Mark Hudson, fraud partner at Horwich Farrelly, said the cases sent a 'clear message to other would-be fraudsters that a fake claim is simply not worth it'.

'These claimants have ended up paying almost double the amount for which they claimed - a costly mistake they are likely to regret for some time to come,' he continued.

'We have a wide range of tools and many resources at our disposal which allow us to conduct detailed investigations in order to track down and stop fraudsters who cost the industry millions ever year, pushing up the premiums of innocent policyholders.'

Last year, investigations by Horwich Farrelly led to a semi-professional footballer being handed a suspended sentence for contempt of court after he faked a whiplash injury. Gary Burnett, 24, has already been ordered to pay £11,000 in legal costs by Wigan County Court to insurer Aviva after the court ruled his claim was fundamentally dishonest.

In a separate case, Horwich Farrelly also ensured a former Miss England contestant and semi-pro footballer was sentenced to two months in prison for falsifying injuries sustained in a road traffic accident. Amy Laban, 25, made a £3,000 claim against esure, but the scam was rumbled after the law firm obtained photos of her participating in a skydive while claiming to be suffering from whiplash.

Acting for esure in another claim, the law firm found a YouTube video of claimant Dawid Masel winning a kickboxing fight despite allegedly suffering from whiplash injuries lasting four months.

The Supreme Court recently opened the door for the setting aside of settlement agreements where new evidence of fraud comes to light. The decision followed the introduction of the Criminal Justice and Courts Act 2015 which allows a court to dismiss a personal injury claim for damages if the claimant has been fundamentally dishonest.

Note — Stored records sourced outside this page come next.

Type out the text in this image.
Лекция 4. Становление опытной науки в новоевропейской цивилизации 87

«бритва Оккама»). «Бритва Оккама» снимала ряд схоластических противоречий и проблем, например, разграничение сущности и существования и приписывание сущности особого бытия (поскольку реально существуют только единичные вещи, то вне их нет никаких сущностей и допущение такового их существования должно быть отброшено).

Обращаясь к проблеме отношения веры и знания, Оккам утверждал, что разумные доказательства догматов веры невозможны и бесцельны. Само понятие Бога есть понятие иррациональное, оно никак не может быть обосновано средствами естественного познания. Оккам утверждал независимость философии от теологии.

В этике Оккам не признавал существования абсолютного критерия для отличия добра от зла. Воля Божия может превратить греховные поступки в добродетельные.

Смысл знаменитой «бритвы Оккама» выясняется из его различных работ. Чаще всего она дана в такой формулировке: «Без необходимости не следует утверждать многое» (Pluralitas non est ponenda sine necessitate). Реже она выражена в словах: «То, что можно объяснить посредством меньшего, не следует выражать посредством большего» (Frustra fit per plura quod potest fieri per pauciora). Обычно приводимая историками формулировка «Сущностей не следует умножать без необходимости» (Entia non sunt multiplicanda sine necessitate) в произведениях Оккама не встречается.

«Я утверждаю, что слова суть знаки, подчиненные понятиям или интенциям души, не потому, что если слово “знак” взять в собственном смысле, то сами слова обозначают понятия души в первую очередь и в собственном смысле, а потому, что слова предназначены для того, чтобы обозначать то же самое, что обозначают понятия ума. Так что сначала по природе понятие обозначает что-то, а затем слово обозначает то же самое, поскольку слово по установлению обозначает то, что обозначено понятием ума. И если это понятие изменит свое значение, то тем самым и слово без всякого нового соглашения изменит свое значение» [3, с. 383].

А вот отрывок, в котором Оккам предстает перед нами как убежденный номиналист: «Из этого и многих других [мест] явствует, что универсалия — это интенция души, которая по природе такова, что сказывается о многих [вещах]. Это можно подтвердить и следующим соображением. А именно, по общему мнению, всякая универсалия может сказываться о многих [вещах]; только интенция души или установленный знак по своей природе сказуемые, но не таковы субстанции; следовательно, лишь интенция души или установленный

In his 2015 Autumn Statement, the then chancellor, George Osborne, announced that PI claims worth up to £5,000 would be moved to the small claims court. This, he asserted, would save the country £2bn a year in fraudulent claims, an average of £90 per motor insurance policy that the insurance industry has promised to pass on to consumers.

However, claims that fraud adds at least £50 to the average premium for UK insurance policies has been questioned by claimant lawyers who argue that the insurance industry's sums don't add up.

Andrew Twambley, managing partner of Amelans Solicitors and spokesperson for the A2J campaign, has called on the government to disregard the Association of British Insurers's 'spurious statistics', obtain empirical data, and make insurers take practical steps to combat fraud.